Now, let us share some numbers and highlights from probability theory. When our one-of-a-kind model was tested live on 4,600 users who have not participated in the construction of the model previously, three user groups were determined:

  • 409 ready-to-pay users
  • 1,983 users who were one step away from purchasing
  • 2,208 users who were not ready to pay

Users from all three groups were stimulated with a 5% discount for app purchasing using email and push notifications, and shortly the conversion numbers we’ve received reached 72% for group 1, 50% and 22% for groups 2 and 3 respectively.

And that’s how we’ve arrived at the most crucial values: 

  • First step – the result of the conversion ratio between the user identified as a potential payer (72+50)/2 = 61%
  • Second step – the ratio of the first step to ones who are not ready to pay 61% / 22% = 2.78

Just imagine — our model has highlighted the users who were 3 times more likely to pay. 3 times more!

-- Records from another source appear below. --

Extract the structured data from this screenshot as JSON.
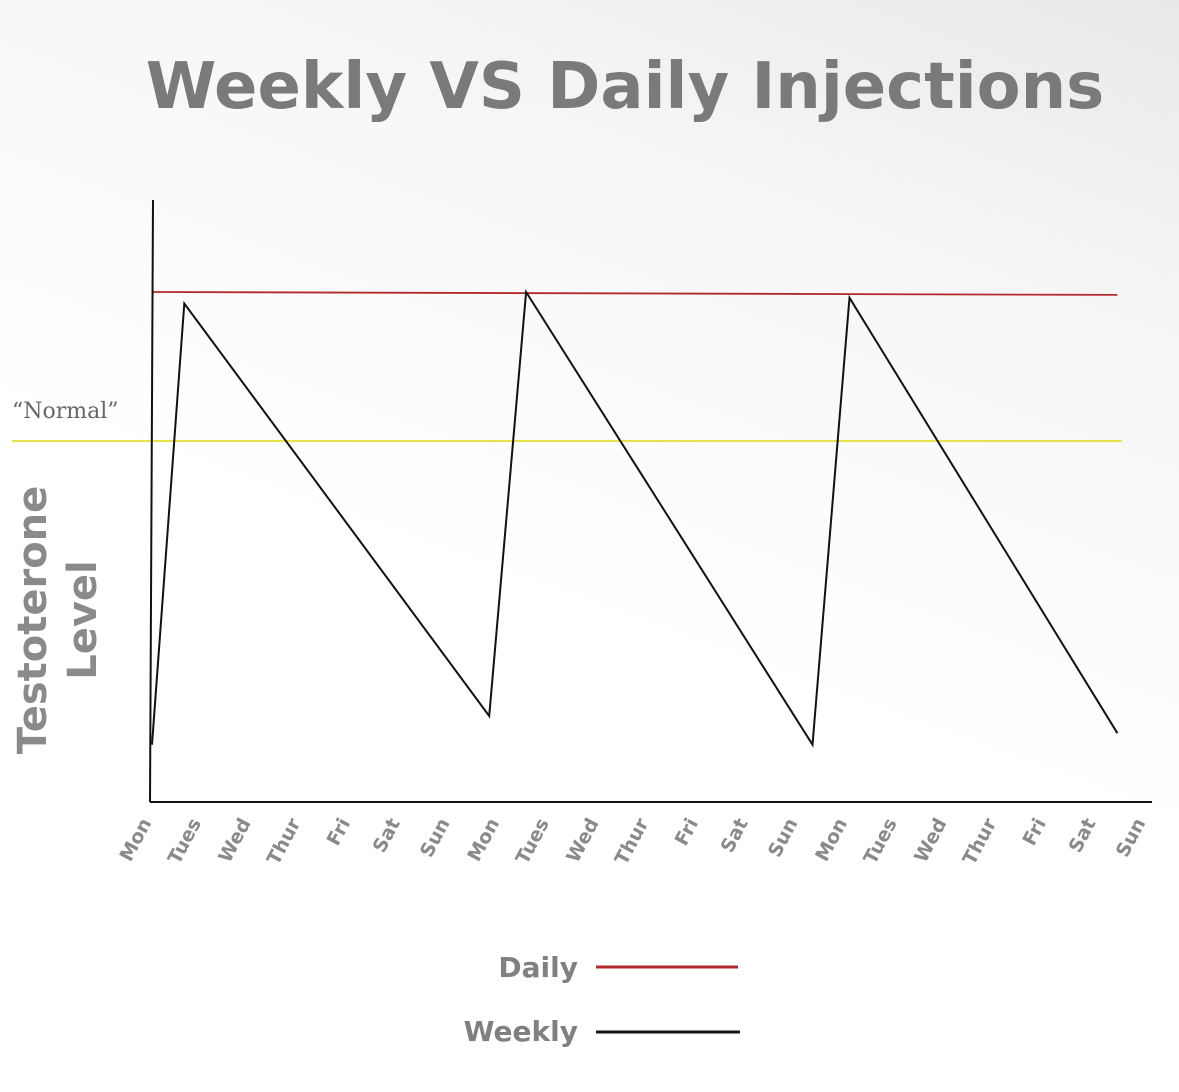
{
  "chart_data": {
    "type": "line",
    "title": "Weekly VS Daily Injections",
    "ylabel_lines": [
      "Testoterone",
      "Level"
    ],
    "xlabel": "",
    "categories": [
      "Mon",
      "Tues",
      "Wed",
      "Thur",
      "Fri",
      "Sat",
      "Sun",
      "Mon",
      "Tues",
      "Wed",
      "Thur",
      "Fri",
      "Sat",
      "Sun",
      "Mon",
      "Tues",
      "Wed",
      "Thur",
      "Fri",
      "Sat",
      "Sun"
    ],
    "x_range": [
      0,
      21
    ],
    "ylim": [
      0,
      100
    ],
    "reference_line": {
      "label": "“Normal”",
      "value": 63,
      "color": "#e8e24a"
    },
    "series": [
      {
        "name": "Daily",
        "color": "#b22a2a",
        "x": [
          0,
          20.9
        ],
        "values": [
          89,
          88.5
        ]
      },
      {
        "name": "Weekly",
        "color": "#111111",
        "x": [
          0,
          0.7,
          7.3,
          8.1,
          14.3,
          15.1,
          20.9
        ],
        "values": [
          10,
          87,
          15,
          89,
          10,
          88,
          12
        ]
      }
    ],
    "legend": [
      {
        "label": "Daily",
        "color": "#b22a2a"
      },
      {
        "label": "Weekly",
        "color": "#111111"
      }
    ],
    "grid": false
  }
}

Undoubtedly, we have double-checked the results, comparing it to the control group of other 4,580 users who were presented with even a better purchase discount. Here conversion rate came to 36% which is 1.7 times lower than the test one.


The Results

As a result of our ingenious problem solving and incomparable all-encompassing modesty, our client has received a tailor-made customer segmentation and user-behaviour scoring technology that maximized our client’s return on investment by targeting only those users who actually require incentive ads to finish their purchase. 

Moreover, this approach has significantly saved our client’s costs by spotting customers who have decreased in activity and timely stimulating their retention. In addition, our client segmentation model let’s business owners identify customers who are 3 times more likely to pay than the rest of the app users. 

This client segmentation and user behaviour technology has also been granted an intelligence aspect — the ability to continuously learn online — which allows our client’s company to improve the prediction accuracy of their findings by bettering from new data constantly.